(Reprinted with permission from Washington Jewish Week.)
By Adam Kredo Staff Writer
Northwest students share their life stories with one another during a Summit workshop.
Bill Babeaux says that his optimistic view about interfaith discourse on college campuses was shaped in part by one atypical episode.
While walking across the sprawling campus of Ohio State University, where he's a student, Babeaux recalled, he happened upon two opposing tents - one filled with Israel supporters, and another with pro-Palestinian activists.
"At first, as I approached, I thought, 'Man this is going to be intense,' " said the 21-year-old, explaining that he anticipated more of the "same ol' same ol,' " with students trading vicious barbs.
But as he stepped closer, Babeaux observed a more tranquil scene.
An Israel supporter "was just sitting" on the grass "talking with someone wearing a PLO [arm]band," he recalled. "They were just civilly talking and I realized, 'Wow, campuses are a great place where dialogue can sprout.' "
But Babeaux also understands that what he witnessed is rare. That's why he joined several hundred college interns last week for a daylong Capitol Hill summit aimed at cultivating civil discourse on college campuses.

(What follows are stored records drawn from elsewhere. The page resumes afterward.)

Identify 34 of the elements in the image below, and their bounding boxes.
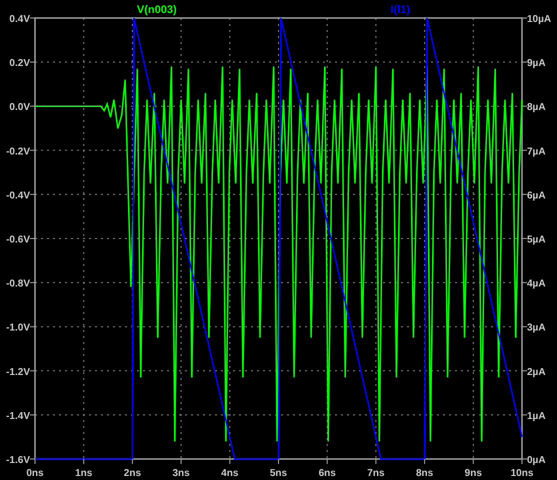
axis-tick-label: 3µA bbox=[527, 322, 546, 334]
axis-tick-label: 9ns bbox=[464, 468, 482, 479]
axis-tick-label: 0.4V bbox=[9, 14, 30, 25]
axis-tick-label: 7µA bbox=[527, 146, 546, 158]
axis-tick-label: 0ns bbox=[26, 468, 44, 479]
axis-tick-label: -1.6V bbox=[6, 455, 30, 466]
axis-tick-label: -1.0V bbox=[6, 322, 30, 334]
axis-tick-label: 10ns bbox=[510, 468, 534, 479]
axis-tick-label: 5µA bbox=[527, 234, 546, 246]
axis-tick-label: -1.4V bbox=[6, 410, 30, 422]
axis-tick-label: 7ns bbox=[367, 468, 385, 479]
axis-tick-label: 6ns bbox=[318, 468, 336, 479]
axis-tick-label: 9µA bbox=[527, 58, 546, 70]
axis-tick-label: 1µA bbox=[527, 410, 546, 422]
axis-tick-label: 8ns bbox=[416, 468, 434, 479]
axis-tick-label: 8µA bbox=[527, 102, 546, 114]
axis-tick-label: 6µA bbox=[527, 190, 546, 202]
axis-tick-label: 0.2V bbox=[9, 58, 30, 70]
axis-tick-label: 1ns bbox=[75, 468, 92, 479]
axis-tick-label: 5ns bbox=[270, 468, 288, 479]
axis-tick-label: -0.2V bbox=[6, 146, 30, 158]
axis-tick-label: 0.0V bbox=[9, 102, 30, 114]
axis-tick-label: -1.2V bbox=[6, 366, 30, 378]
axis-tick-label: 3ns bbox=[172, 468, 190, 479]
axis-tick-label: 2ns bbox=[124, 468, 142, 479]
axis-tick-label: 4ns bbox=[221, 468, 238, 479]
axis-tick-label: 4µA bbox=[527, 278, 546, 290]
axis-tick-label: 2µA bbox=[527, 366, 546, 378]
axis-tick-label: 10µA bbox=[527, 14, 552, 25]
axis-tick-label: -0.4V bbox=[6, 190, 30, 202]
axis-tick-label: -0.8V bbox=[6, 278, 30, 290]
trace-label[interactable]: V(n003) bbox=[136, 4, 177, 16]
axis-tick-label: -0.6V bbox=[6, 234, 30, 246]
axis-tick-label: 0µA bbox=[527, 455, 546, 466]
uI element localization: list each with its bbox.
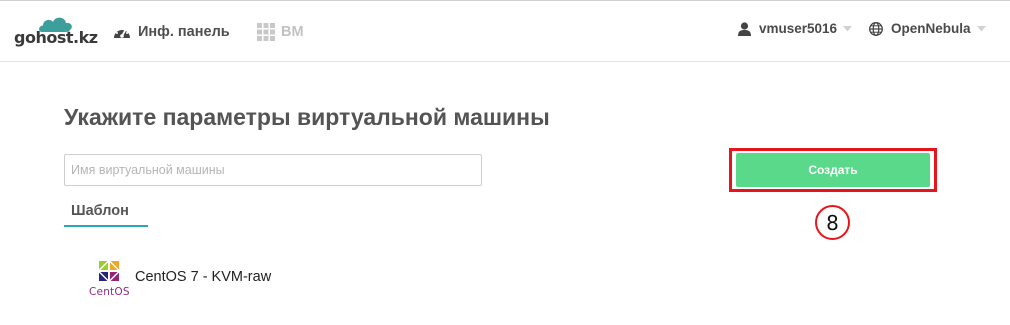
template-name: CentOS 7 - KVM-raw (135, 269, 272, 285)
nav-dashboard-label: Инф. панель (138, 24, 230, 40)
brand-name: gohost.kz (14, 28, 98, 47)
zone-name: OpenNebula (891, 21, 971, 36)
step-number-badge: 8 (815, 205, 850, 240)
tab-template[interactable]: Шаблон (64, 201, 148, 227)
username: vmuser5016 (759, 21, 838, 36)
centos-logo-text: CentOS (89, 286, 130, 298)
zone-menu[interactable]: OpenNebula (869, 21, 986, 36)
chevron-down-icon (843, 25, 853, 31)
user-icon (738, 21, 751, 36)
dashboard-gauge-icon (114, 26, 130, 38)
grid-icon (257, 23, 275, 41)
tab-template-label: Шаблон (71, 203, 129, 219)
create-button[interactable]: Создать (736, 153, 930, 187)
centos-logo: CentOS (88, 258, 134, 300)
nav-dashboard[interactable]: Инф. панель (112, 20, 230, 44)
brand-logo[interactable]: gohost.kz (14, 15, 100, 47)
page-title: Укажите параметры виртуальной машины (64, 104, 550, 130)
vm-name-input[interactable] (64, 154, 482, 186)
top-navbar: gohost.kz Инф. панель ВМ vmuser5016 Open… (0, 0, 1010, 62)
chevron-down-icon (976, 25, 986, 31)
user-menu[interactable]: vmuser5016 (738, 21, 860, 36)
nav-vms-label: ВМ (281, 24, 304, 40)
centos-pinwheel-icon (97, 259, 121, 283)
nav-vms[interactable]: ВМ (257, 20, 304, 44)
globe-icon (869, 21, 883, 36)
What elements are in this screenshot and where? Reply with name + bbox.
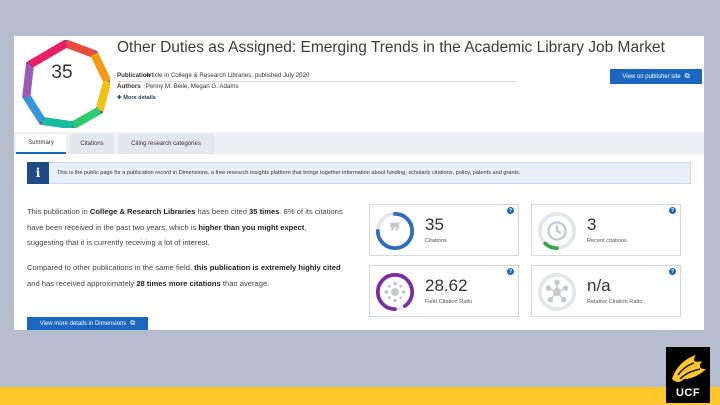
dimensions-badge-icon <box>22 40 110 128</box>
help-icon[interactable]: ? <box>507 207 514 214</box>
metric-value: 35 <box>425 215 444 234</box>
authors-row: Authors Penny M. Beile, Megan G. Adams <box>117 83 239 90</box>
badge-score: 35 <box>51 62 73 83</box>
recent-citations-ring <box>537 211 577 251</box>
metric-label: Recent citations <box>587 238 627 244</box>
tab-summary[interactable]: Summary <box>16 134 66 154</box>
ucf-logo: UCF <box>666 347 710 403</box>
divider <box>117 81 517 82</box>
publication-value[interactable]: Article in College & Research Libraries,… <box>145 72 309 79</box>
page-title: Other Duties as Assigned: Emerging Trend… <box>117 39 665 56</box>
field-ratio-icon <box>384 281 406 303</box>
more-details-link[interactable]: ✚ More details <box>117 95 156 101</box>
ucf-logo-text: UCF <box>675 387 701 399</box>
external-link-icon: ⧉ <box>130 319 136 327</box>
summary-paragraph-1: This publication in College & Research L… <box>27 207 343 247</box>
publication-row: Publication Article in College & Researc… <box>117 72 309 79</box>
metric-value: 3 <box>587 215 597 234</box>
info-text: This is the public page for a publicatio… <box>57 170 521 176</box>
metric-card-citations: ❞ ? 35 Citations <box>369 204 519 256</box>
external-link-icon: ⧉ <box>684 72 690 80</box>
view-publisher-button[interactable]: View on publisher site ⧉ <box>610 69 702 84</box>
help-icon[interactable]: ? <box>669 268 676 275</box>
dimensions-panel: 35 Other Duties as Assigned: Emerging Tr… <box>14 36 704 330</box>
footer-gold-bar <box>0 387 720 405</box>
metric-label: Citations <box>425 238 447 244</box>
network-icon <box>545 279 569 303</box>
metric-card-field-citation-ratio: ? 28.62 Field Citation Ratio <box>369 265 519 317</box>
info-banner: i This is the public page for a publicat… <box>27 162 691 184</box>
view-more-details-button[interactable]: View more details in Dimensions ⧉ <box>27 317 148 330</box>
clock-icon <box>547 221 567 241</box>
metric-card-recent-citations: ? 3 Recent citations <box>531 204 681 256</box>
field-citation-ring <box>375 272 415 312</box>
pegasus-icon <box>672 355 706 382</box>
publication-label: Publication <box>117 72 151 79</box>
citations-ring: ❞ <box>375 211 415 251</box>
tab-citing-research-categories[interactable]: Citing research categories <box>118 134 214 154</box>
tab-citations[interactable]: Citations <box>70 134 114 154</box>
help-icon[interactable]: ? <box>507 268 514 275</box>
metric-value: 28.62 <box>425 276 468 295</box>
metric-label: Relative Citation Ratio <box>587 299 643 305</box>
metric-value: n/a <box>587 276 611 295</box>
metric-card-relative-citation-ratio: ? n/a Relative Citation Ratio <box>531 265 681 317</box>
summary-content: i This is the public page for a publicat… <box>14 154 704 330</box>
authors-value[interactable]: Penny M. Beile, Megan G. Adams <box>146 83 239 90</box>
quote-icon: ❞ <box>389 219 400 244</box>
publication-header: 35 Other Duties as Assigned: Emerging Tr… <box>14 36 704 132</box>
metric-label: Field Citation Ratio <box>425 299 473 305</box>
chevron-down-icon: ✚ <box>117 95 122 101</box>
relative-citation-ring <box>537 272 577 312</box>
info-icon: i <box>27 162 49 184</box>
authors-label: Authors <box>117 83 141 90</box>
help-icon[interactable]: ? <box>669 207 676 214</box>
summary-paragraph-2: Compared to other publications in the sa… <box>27 263 341 288</box>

Students at Thursday's Facing Change summit, organized in part by Hillel: The Foundation for Jewish Campus Life, learned several rhetorical techniques meant to help neutralize the vitriol that often overtakes campus discussions surrounding hot-button political topics, including peace in the Middle East.
"I don't think the correct dialogue is being used [by students] because people are so focused on being 'anti' the other group," said Lyndsi Sherman, 20, who attends San Diego State University. "I'm really hoping to go back to my campus and change it."
"I don't know yet," said Sherman, explaining that speakers at the summit provided many lessons to mull.
Presenters, such as Washington Post columnist Charles Krauthammer and Eboo Patel, founder and executive director of the Interfaith Youth Core, a nonprofit that promotes religious pluralism, emphasized the need to respect those with different viewpoints.
"You should always be ready to give respect to your interlocutors," said Krauthammer.
At the same time, the columnist, known for penning partisan pieces, urged students "not to compromise your own principles" during debate. That doesn't, however, mean dismissing another's viewpoint, he said: "Civil discourse involves acknowledging both sides and [the] flaws of your argument."
While taking audience questions, Krauthammer raised more than a few student eyebrows. Asked how to combat political apathy on campus, the longtime journalist responded: "I would be rather tolerant of apathy."
Some students, he continued, simply don't care to enter the political fray. "I don't think there's anything wrong with that," he noted.
In his remarks, Patel recalled a discussion in which a Christian speaker denounced Islam as a hateful religion that promotes violent extremism.
Immediately following those remarks, a Muslim speaker took the opposite rhetorical approach, praising Christianity and explaining that Islam promotes similar ideals.
"Guess who looked like a fool on stage," Patel said, explaining that ultimately, provocative speakers do a disservice to their cause.
Attendees also attended a congressional reception, co-hosted by Reps. Ted Deutch (D-Fla.), Keith Ellison (D-Minn.), Sue Myrick (R-N.C.), Jared Polis (Colo.), Ileana Ros-Lehtinen (R-Fla.) and Heath Shuler (D-N.C.).
Facing Change, said Rabbi Lauren Holtzblatt, Hillel's director of campus initiatives, was the first step in a larger Hillel project meant to promote civil discourse. This summer, Hillel is training small groups of students to become campus mediators. Called The Facing Change Project, the endeavor will formally launch this fall on eight college campuses across the country.(Reprinted with permission from Washington Jewish Week.)